Specific provisions balance the power of law enforcers and the rights of citizens. For instance, the Fourth Amendment gives people the right to unreasonable searches and seizures. The Fifth Amendment prohibits the indictment of people for grave offenses without the examination of a panel of judges. It also forbids double jeopardy (McCord et al., 2001). Another important right that is enshrined in the constitution is the right to legal counsel under the Sixth Amendment. In this amendment, every accused person has a right to be assisted by a counsel for his/her defense. Lastly, the Eighth Amendment prohibits cruel and unusual punishments on the accused (Crowe, 2008).

In juvenile justice system, the constitution provides basic constitutional protection to the accused, although it is not as elaborate as in the criminal justice system that targets adults. For instance, just like the adult justice defendants, juveniles are afforded the right to counsel as dictated by the Sixth Amendment, right to remain silent, right to confront, advance notice of charges, and right to cross-examine adverse witnesses (Smartt, 2006).

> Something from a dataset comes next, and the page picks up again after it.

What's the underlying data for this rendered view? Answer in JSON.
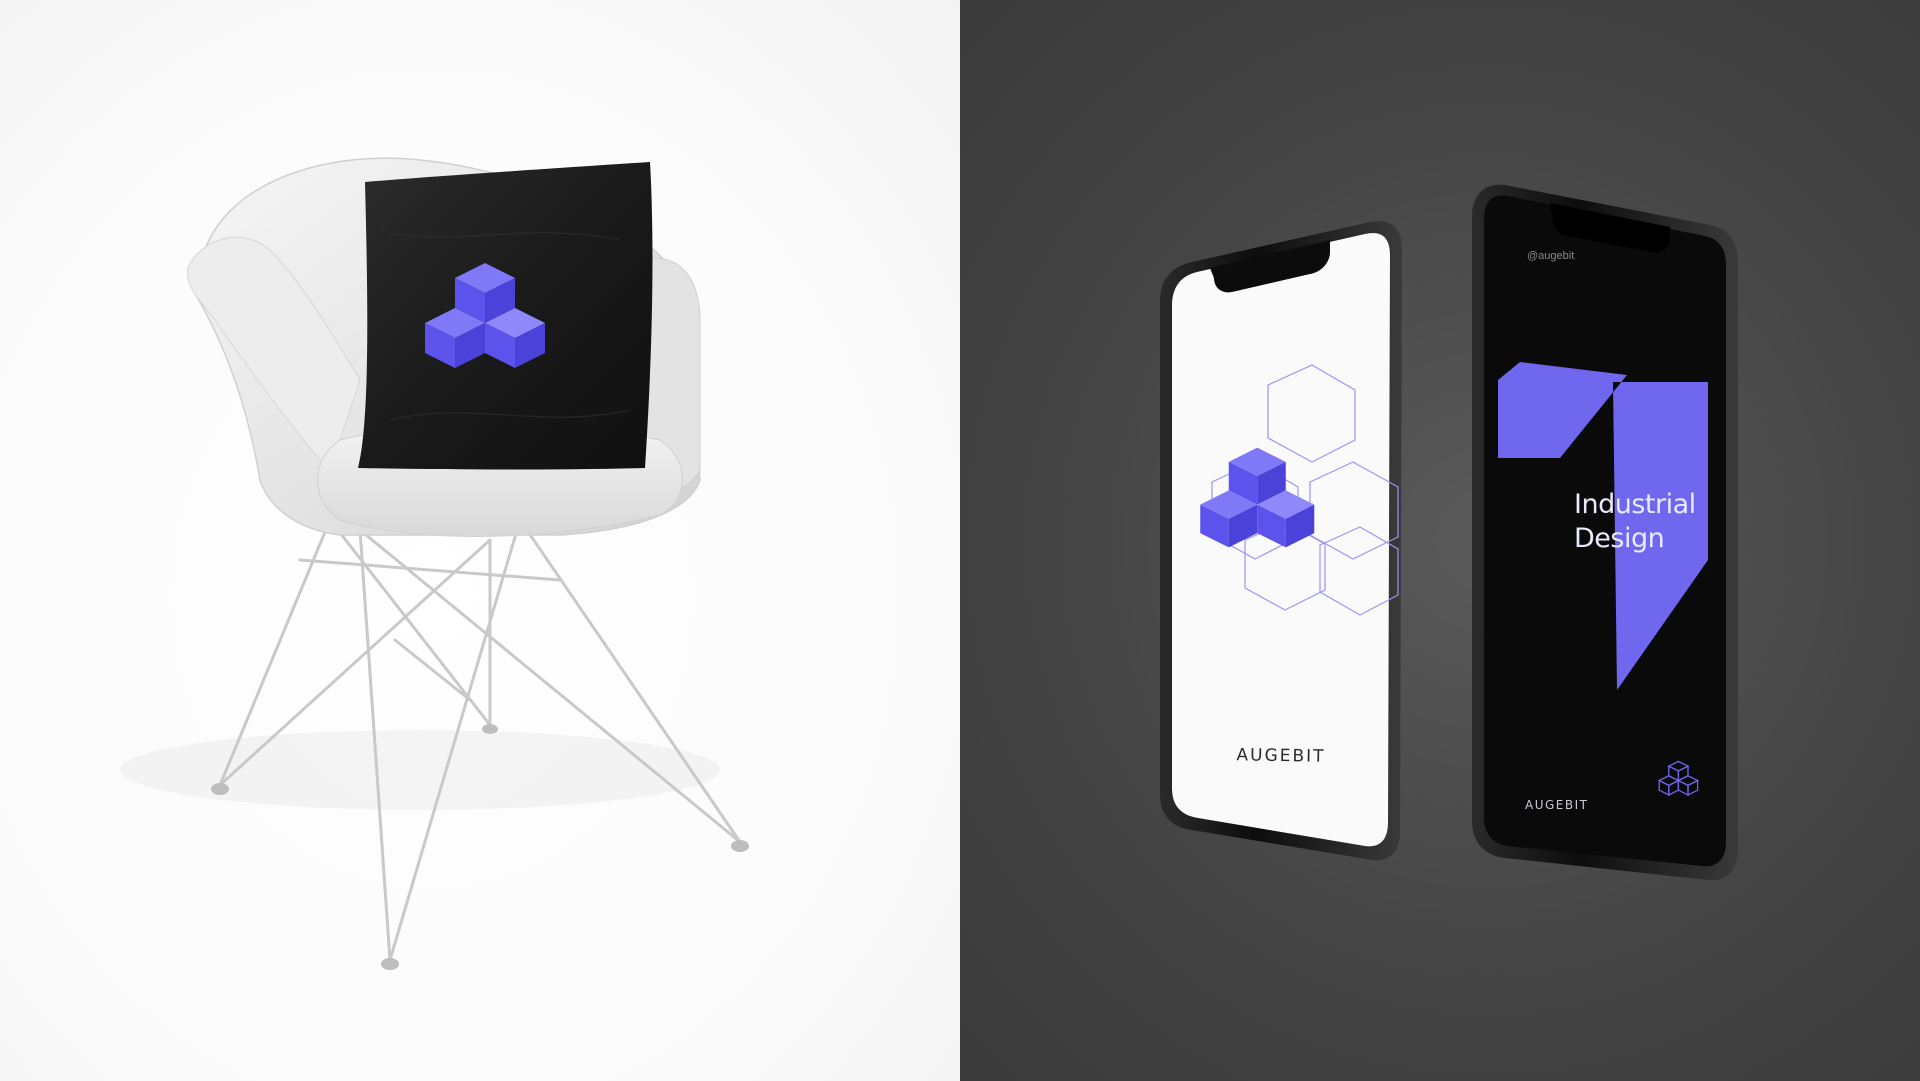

Further, since the offenders are children with less understanding of law and are still minors, they deserve a special protection since they cannot be accorded all the rights that are accorded to adults. For instance, under the Fifth Amendment, young offenders are secluded from self-conviction, regardless of the non-criminality state of the court measures (Haugen & Musser, 2009). Just like adults, they are protected under the Fourth Amendment, which gives rights for the accused against seizures without a warranty. It has a provision of probable cause of hearing where there is no guarantee.

In another constitutional provision, a jury does not accord juveniles rights to trial since the law does not recognize juvenile delinquents as suspected criminals (Smartt, 2006). Despite the fact that juvenile justice is a recent branch of criminal justice, the constitution has made provisions to protect juvenile delinquents from unfair treatment in criminal proceedings and processes.

Reference List

Crowe, G. (2008). Legal Theory. Rozelle, N.S.W.: Thomson Legal & Regulatory.

Haugen, M., & Musser, S. (2009). Criminal justice. Detroit: Greenhaven Press.

McCord, J., Widom, S., & Crowell, A. (2001). Juvenile crime, juvenile justice. Washington, DC: National Academy Press.

Smartt, U. (2006). Criminal Justice. London: SAGE.

Thistlethwaite, B., & Wooldredge, J. (2010). Forty studies that changed criminal justice: explorations into the history of criminal justice research. Upper Saddle River, N.J.: Prentice Hall.

Waldron, J. (2009). The criminal justice system: an introduction. Tulsa, Okla.: K&M Publishers.